Tag 6, Spiele um Platz 17-20,
Mariia war beim Frühstück dabei und probierte sich einzuspielen, aber nach nur wenigen Bällen war klar, dass sie nicht spielen konnte. Sie hatte hohes Fieber, hustete sogar während der Ballwechsel und begab sich schnell ins Bett. Kapitän Hammerschmid war beunruhigt, erstens musste er auf sein erfolgreiches Doppel verzichten und zweitens müsste er Nina so aufstellen, dass sie das Entscheidungsspiel hat, um zu vermeiden, dass sie drei Spiele in Folge bestreiten muss. Trotzdem begann das Spiel gegen Italien sehr gut für Österreich, Nina konnte Sofia Minurri mit 3:2 nach großartigem Tischtennis besiegen. Danach folgten leider drei 2:3 Niederlagen, extrem bitter, vor allem weil Celine in beiden Einzeln Matchbälle hatte. Somit war der Team Bewerb für Österreich vorbei und die Mannschaft wurde 19. von insgesamt 30 Nationen. Nach 6 Tagen EM hat Mariia nur ein Einzel und vier Doppel gespielt. Als österreichische Meisterin in sowohl U13 als auch U15, sowie Ranglistenerste in Österreich, setzt es auch dem Selbstvertrauen zu, wenn man nicht aufgestellt wird und nicht erfährt woran es liegt. Sie gab bei der Vorbereitungswoche in Linz bei jedem Training alles, war auch während der EM vor jedem Match immer perfekt vorbereitet. Sie hätte eigentlich nichts besser machen können, um auf sich aufmerksam zu machen. Dazu lag sie auch noch alleine krank im Bett, während die anderen den Nachmittag für Training für die bevorstehenden Einzel- und Doppelbewerbe nutzen konnten.
Tag 7, Einzel Vorrunden
Ich bekam das Vertrauen, Mariia im Einzel zu betreuen und hätte sie in ihrem Zustand kein Spiel in Österreich bestreiten lassen. Ihre Temperatur war niedriger als am Vortag, aber ich kann nicht bestätigen, dass sie fieberfrei war. Sie wollte verständlicherweise spielen und Jarek meinte, dass sie probieren solle. Die Vorbereitung durfte aber keine Energie kosten und sie spielte nur 15 Minuten vor ihrem EM-Debüt im Einzel gegen Elsa Sander Bornö aus Norwegen ein. Das Spiel wurde live im Internet übertragen und die Nervosität konnte nicht höher sein.
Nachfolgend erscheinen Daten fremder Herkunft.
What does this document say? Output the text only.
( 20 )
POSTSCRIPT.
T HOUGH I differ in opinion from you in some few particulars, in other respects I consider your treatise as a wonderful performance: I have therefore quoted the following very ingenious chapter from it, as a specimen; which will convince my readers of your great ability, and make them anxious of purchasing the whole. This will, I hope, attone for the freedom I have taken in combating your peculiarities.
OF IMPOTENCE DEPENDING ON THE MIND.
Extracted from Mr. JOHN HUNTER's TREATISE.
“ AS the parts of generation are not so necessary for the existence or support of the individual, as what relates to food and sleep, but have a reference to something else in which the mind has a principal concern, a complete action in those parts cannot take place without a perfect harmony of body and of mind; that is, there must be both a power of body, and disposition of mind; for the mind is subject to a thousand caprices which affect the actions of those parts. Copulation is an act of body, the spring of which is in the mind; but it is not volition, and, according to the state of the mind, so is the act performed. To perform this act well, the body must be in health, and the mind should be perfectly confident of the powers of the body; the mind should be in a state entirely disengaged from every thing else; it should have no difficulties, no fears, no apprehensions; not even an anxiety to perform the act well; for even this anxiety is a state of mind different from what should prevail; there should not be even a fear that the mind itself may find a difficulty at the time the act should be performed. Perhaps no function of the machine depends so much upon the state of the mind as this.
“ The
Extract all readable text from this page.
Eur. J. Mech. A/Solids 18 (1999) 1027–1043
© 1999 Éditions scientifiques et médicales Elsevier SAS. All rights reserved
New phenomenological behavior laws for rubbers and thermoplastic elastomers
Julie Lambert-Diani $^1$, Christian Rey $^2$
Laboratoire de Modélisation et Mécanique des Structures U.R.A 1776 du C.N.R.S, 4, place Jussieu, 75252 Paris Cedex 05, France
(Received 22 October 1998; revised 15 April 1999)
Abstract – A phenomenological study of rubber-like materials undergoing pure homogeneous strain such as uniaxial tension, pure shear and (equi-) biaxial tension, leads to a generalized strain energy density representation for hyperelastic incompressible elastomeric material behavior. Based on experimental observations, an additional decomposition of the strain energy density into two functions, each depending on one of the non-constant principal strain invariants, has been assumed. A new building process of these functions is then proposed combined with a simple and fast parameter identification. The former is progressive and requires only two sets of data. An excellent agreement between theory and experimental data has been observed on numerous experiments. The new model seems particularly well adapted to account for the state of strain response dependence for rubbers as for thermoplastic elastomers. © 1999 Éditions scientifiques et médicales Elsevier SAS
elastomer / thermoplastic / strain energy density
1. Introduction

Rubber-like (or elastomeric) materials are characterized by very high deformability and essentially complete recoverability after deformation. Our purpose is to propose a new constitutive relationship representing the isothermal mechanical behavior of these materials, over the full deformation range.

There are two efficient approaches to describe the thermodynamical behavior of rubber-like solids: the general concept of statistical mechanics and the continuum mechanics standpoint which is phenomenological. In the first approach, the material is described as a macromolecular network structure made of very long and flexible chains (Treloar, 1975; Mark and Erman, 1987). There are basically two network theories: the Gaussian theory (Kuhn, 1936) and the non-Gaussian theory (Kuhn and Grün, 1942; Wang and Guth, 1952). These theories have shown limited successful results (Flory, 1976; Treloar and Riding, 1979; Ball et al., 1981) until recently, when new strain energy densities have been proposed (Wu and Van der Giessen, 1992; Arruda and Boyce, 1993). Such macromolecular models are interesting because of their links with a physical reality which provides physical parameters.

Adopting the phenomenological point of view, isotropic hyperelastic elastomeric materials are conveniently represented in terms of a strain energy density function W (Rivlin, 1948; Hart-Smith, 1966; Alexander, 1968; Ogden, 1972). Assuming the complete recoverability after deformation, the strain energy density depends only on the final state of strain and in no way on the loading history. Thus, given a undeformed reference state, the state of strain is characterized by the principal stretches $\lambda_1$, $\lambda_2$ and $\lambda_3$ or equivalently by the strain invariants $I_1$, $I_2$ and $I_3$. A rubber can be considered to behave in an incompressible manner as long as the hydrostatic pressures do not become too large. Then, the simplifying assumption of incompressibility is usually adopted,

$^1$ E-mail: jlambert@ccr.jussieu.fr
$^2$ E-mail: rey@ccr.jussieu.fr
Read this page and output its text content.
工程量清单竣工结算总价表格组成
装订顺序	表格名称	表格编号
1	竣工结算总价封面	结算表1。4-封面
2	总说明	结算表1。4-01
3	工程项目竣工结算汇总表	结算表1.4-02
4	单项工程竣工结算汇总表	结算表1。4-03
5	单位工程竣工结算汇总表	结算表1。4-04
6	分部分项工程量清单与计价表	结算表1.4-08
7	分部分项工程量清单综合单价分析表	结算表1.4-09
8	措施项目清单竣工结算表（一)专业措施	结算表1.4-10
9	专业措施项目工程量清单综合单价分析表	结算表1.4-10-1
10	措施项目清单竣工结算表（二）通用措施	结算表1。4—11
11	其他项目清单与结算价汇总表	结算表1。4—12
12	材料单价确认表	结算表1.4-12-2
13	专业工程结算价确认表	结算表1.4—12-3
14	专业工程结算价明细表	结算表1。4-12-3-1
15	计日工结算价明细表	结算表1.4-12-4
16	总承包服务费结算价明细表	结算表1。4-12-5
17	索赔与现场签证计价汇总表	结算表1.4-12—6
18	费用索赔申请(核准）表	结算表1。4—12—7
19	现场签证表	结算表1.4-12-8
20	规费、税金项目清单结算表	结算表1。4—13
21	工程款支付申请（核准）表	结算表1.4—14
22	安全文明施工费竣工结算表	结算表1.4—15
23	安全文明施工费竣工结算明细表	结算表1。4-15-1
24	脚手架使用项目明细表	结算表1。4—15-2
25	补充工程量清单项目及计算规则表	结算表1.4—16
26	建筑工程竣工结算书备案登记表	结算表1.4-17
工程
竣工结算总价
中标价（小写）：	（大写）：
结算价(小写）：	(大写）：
Mit gewohntem Kampfgeist konnte sie das Spiel im fünften Satz gewinnen, aber fragt bitte nicht wie, das ersparen wir den Lesern lieber und freuen uns, dass sie unter diesem Umständen in der Lage war zu gewinnen! Das zweite Spiel wäre unter normalen Umständen bestimmt spannend gewesen, als halb Kranke war aber nichts drinnen, 0:3 gegen Veronika Vasylenko aus der Ukraine. Im letzten Spiel ging es gegen Marziyya Nurmatova aus Azerbaijan um den Aufstieg in den Hauptraster. Den ersten Satz hatte sie eigentlich im Griff, verlor aber unglücklich mit 14:12. Es war kein hochklassiges Spiel und leider wurde auch dieses Match im Livestream übertragen. Jeder Ballwechsel wurde mit Husten kommentiert und anstatt wie gewohnt Mariia zu pushen sich zu aktivieren zwischen den Ballwechseln, probierte ich, sie dazu zu bringen, langsam zu gehen und Zeit zu schinden, um Kraft für den nächste Ballwechsel zu haben. Der Kampfgeist und ihr Siegeswillen rettete sie im Spiel und sie wehrte im fünften Satz mehrere Matchbälle ab, bevor die Niederlage doch noch besiegelt wurde. Schade, auch wenn Mariia es unfair fand, zwei Noppenspieler in der Vorrunde gehabt zu haben. Es gab schwerere Vorrunden und sie hatte eine gute Auslosung.
Tag 8, Doppelbewerbe
Das Mixed Doppel mit Patrick Skerbinz war leider schon nach einer Runde gegen Olha Ponko und Mykhailo Lovha vorbei. Mariia wirkte wieder fitter und spielte auch besser als am Tag davor und sie gingen auch mit 2:0 in Führung, konnten also schon einen Satz in der schlechteren Aufstellung gewinnen. Den dritten Satz verloren sie leider 13:11 und danach waren sie zu ungeduldig und machten viele unnötige Fehler 2:3.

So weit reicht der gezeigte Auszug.